Automobile : Succession de Michelin, un choc pour le groupe

Automobile : Succession de Michelin, un choc pour le groupe

«La continuité de la direction» sera assurée en la personne de l’autre cogérant, Michel Rollier, conformément aux statuts juridiques de Michelin, a tenu à souligner le groupe basé à Clermont-Ferrand dès vendredi soir, après la confirmation du décès accidentel d’Edouard Michelin.
L’arrivée à ses côtés d’un des cinq frères ou sœurs du patron décédé, à commencer par Benoît, le seul à travailler dans le groupe, à la recherche, n’est pas évoquée pour l’instant. Encore moins un retour provisoire du patriarche François Michelin, âgé de 79 ans.
«Il y a déjà eu dans l’histoire de Michelin des moments où le groupe n’avait à sa tête qu’un seul gérant qui n’était pas de la famille Michelin. Statutairement, c’est possible. Il faut un gérant minimum même s’il y en a eu un, deux ou trois selon les époques», a expliqué une porte-parole du groupe. Même si ce mode de gouvernance devrait adoucir le choc, «ce décès risque de susciter des incertitudes sur la continuité de la stratégie, voire sur l’arrivée d’un autre membre de la famille comme cogérant pour reprendre le flambeau. Et ce en pleine période de volatilité des marchés financiers», a indiqué samedi un analyste londonien sous couvert de l’anonymat.
Michelin, fabricant des marques Michelin, B.F. Goodrich, Uniroyal et Kleber, est toujours numéro un mondial, au grand dam de Goodyear et Bridgestone, grâce à ses 20% de parts du marché et à sa bonne image de marque. Il est néanmoins confronté à une envolée des prix des matières premières de plus en plus dure à digérer.

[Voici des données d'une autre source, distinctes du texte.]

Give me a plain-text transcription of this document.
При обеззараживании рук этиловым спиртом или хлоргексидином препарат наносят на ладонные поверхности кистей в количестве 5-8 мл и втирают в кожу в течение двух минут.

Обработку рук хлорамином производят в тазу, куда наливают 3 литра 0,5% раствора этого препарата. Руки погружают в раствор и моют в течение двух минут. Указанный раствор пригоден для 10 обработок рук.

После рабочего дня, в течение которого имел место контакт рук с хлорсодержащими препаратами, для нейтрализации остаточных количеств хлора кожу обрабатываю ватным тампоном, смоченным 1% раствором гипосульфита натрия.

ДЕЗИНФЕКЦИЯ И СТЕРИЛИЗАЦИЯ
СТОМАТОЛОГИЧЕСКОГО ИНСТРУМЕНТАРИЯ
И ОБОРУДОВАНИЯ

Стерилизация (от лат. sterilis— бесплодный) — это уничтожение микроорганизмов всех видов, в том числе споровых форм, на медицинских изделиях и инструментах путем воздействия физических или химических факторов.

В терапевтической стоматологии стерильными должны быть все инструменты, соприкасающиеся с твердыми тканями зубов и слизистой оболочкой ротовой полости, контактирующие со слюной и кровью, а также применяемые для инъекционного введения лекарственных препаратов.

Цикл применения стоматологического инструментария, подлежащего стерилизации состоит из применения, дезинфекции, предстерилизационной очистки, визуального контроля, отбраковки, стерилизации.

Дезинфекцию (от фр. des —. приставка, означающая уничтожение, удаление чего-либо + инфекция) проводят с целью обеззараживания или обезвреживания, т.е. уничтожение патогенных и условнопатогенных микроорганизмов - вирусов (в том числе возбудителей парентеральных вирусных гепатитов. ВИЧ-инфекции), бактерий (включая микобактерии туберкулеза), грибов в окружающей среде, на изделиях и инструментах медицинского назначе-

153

Le groupe, emblématique d’une industrie française mondialisée, «continue à investir dans des capacités de production situées dans des pays émergents, ce qui devrait lui garantir de bons taux de croissance dans les prochaines années. En même temps, Michelin se mue en une entreprise plus flexible, aux coûts salariaux moindres, ce qui devrait augmenter sa rentabilité», observent les analystes.
La capacité de Michelin et de ses «Bibs», à «boire les obstacles», est plus que jamais mise à l’épreuve.